While the file system time stamps embedded within the LNK file structure appear to have been zero'd out, a good deal of metadata still exists within the structure itself. For example, the Windows version information (i.e., "9") is still available, as are the contents of several ExtraData blocks. The SID listed in the PropertyStoreDataBlock can be used to search across repositories, looking for other LNK files that contain the same SID. Further, the fact that these blocks still exist in the structure gives us clues as to the process used to create the original LNK file, before the internal structure elements were manipulated.

I'm not sure that this is the first time this sort of thing has happened; after all, the MS blog post makes no mention of metadata being removed from the LNK file, so it's entirely possible that it's happened before but no one's thought that it was important enough to mention. However, items such as ExtraDataBlocks and which elements exist within the structure not only give us clues (toolmarks) as to how the file was created, but the fact that metadata elements were intentionally removed serve as additional toolmarks, and provide insight into the intentions of the actors.

But why use an ISO file? Well, interesting you should ask.  Matt Graeber said:

Adversaries choose ISO/IMG as a delivery vector b/c SmartScreen doesn't apply to non-NTFS volumes

In the ensuring thread, @arekfurt said:

Adversaries can also use the iso trick to put evade MOTW-based macro blocking with Office docs.

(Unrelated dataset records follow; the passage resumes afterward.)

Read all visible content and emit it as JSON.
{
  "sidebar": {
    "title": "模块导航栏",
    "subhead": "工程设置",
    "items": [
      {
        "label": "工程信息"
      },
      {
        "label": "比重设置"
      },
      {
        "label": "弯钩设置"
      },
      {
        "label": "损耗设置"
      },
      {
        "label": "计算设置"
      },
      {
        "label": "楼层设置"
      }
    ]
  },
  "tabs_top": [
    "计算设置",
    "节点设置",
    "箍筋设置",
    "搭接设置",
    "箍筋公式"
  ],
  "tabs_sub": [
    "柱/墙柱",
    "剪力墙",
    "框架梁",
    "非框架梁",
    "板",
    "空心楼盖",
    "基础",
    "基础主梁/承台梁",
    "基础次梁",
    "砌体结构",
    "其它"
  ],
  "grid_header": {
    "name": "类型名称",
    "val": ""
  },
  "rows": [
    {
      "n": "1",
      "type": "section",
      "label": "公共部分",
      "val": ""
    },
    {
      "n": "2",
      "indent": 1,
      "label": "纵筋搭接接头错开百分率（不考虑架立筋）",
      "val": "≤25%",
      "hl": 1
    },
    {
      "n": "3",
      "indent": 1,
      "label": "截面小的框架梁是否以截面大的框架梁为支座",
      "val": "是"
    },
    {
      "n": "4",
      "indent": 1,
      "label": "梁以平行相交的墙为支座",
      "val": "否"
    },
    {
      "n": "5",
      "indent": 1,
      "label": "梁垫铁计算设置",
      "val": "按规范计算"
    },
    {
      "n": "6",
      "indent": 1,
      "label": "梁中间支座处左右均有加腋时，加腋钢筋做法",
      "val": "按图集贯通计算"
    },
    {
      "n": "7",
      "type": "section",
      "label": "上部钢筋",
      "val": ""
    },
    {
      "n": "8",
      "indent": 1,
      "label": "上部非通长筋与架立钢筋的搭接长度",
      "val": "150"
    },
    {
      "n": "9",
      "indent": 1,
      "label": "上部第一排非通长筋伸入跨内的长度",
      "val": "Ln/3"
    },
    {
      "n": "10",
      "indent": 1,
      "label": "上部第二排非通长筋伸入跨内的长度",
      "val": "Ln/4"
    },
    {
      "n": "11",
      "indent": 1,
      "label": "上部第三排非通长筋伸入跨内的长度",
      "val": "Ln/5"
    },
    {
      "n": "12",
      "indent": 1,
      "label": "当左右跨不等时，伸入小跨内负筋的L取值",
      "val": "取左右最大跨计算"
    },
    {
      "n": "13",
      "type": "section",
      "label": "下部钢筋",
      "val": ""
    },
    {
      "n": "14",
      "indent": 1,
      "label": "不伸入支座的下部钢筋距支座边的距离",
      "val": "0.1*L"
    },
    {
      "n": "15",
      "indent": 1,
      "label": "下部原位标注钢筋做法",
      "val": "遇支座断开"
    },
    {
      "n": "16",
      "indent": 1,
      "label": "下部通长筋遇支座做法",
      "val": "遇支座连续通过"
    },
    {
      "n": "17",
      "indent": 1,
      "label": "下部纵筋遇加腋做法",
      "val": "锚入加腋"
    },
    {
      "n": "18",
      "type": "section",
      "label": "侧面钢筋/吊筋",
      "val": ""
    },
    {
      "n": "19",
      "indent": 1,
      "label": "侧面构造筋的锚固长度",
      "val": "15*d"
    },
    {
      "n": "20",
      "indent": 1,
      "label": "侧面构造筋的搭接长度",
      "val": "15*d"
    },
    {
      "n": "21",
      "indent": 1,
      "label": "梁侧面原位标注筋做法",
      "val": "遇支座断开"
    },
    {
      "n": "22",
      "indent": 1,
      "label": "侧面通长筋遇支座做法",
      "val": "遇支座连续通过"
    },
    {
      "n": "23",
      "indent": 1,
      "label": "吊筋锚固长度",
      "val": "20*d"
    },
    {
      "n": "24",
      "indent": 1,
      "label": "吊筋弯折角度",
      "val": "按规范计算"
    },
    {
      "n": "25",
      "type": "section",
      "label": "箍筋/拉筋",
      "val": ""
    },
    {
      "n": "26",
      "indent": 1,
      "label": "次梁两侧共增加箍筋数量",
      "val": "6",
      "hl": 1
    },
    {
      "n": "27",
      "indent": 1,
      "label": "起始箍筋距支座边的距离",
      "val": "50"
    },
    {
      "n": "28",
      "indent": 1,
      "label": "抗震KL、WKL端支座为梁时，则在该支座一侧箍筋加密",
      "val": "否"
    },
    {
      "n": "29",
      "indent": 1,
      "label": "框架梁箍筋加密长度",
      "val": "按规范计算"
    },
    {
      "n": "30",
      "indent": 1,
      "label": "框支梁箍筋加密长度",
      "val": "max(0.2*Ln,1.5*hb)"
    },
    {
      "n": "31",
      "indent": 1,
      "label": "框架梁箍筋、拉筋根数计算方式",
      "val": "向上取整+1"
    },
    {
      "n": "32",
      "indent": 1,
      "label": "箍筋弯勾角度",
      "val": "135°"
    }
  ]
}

Ah, interesting points! The ISO file is downloaded from the Internet, and as such, would likely have a zone identifier ADS associated with it (I say, "likely" because I haven't seen it mentioned as a toolmark), whereas once the ISO file is mounted, the embedded files would not have zone ID ADSs associated with them. So, the decision to use an ISO file was intentional, and not just cool...in fact, it appears to have been intentionally used for defense evasion.

Saturday, April 10, 2021

On #DFIR Analysis, pt II - Describing Artifact Constellations

 I've been putting some serious thought into the topic of a new #DFIR model, and in an effort to extend and expand upon my previous post a bit, I wanted to take the opportunity to document and share some of my latest thoughts.

I've discussed toolmarks and artifact constellations previously in this blog, and how they apply to attribution. In discussing a new #DFIR model, the question that arises is, how do we describe an artifact or toolmark constellation in a structured manner, so that it can be communicated and shared?  

Of course, the next step after that, once we have a structured format for describing these constellations, is automating the sharing and "machine ingestion" of these constellation descriptions. But before we get ahead of ourselves, let's discuss a possible structure a bit more. 

The New #DFIR Model

First off, to orient ourselves, figure 1 illustrates the proposed "new" #DFIR model from my previous blog post. We still have the collect, parse, and enrich/decorate phases prior to the output and data going to the analyst, but in this case, I've highlighted the "enrich/decorate" phase with a red outline, as that is where the artifact constellations would be identified.

Fig 1: New DFIR Model 
We can assume that we would start off by applying some known constellation descriptions to the parsed data during the "enrich/decorate" phase, so the process of identifying a toolmark constellation should also include some means of pulling information from the constellation, as well as "marking" or "tagging" the constellation in some manner, or facilitating some other means of notifying the analyst. From there, the expectation would be that new constellations would be defined and described through analysis, as well as through open sources, and applied to the process.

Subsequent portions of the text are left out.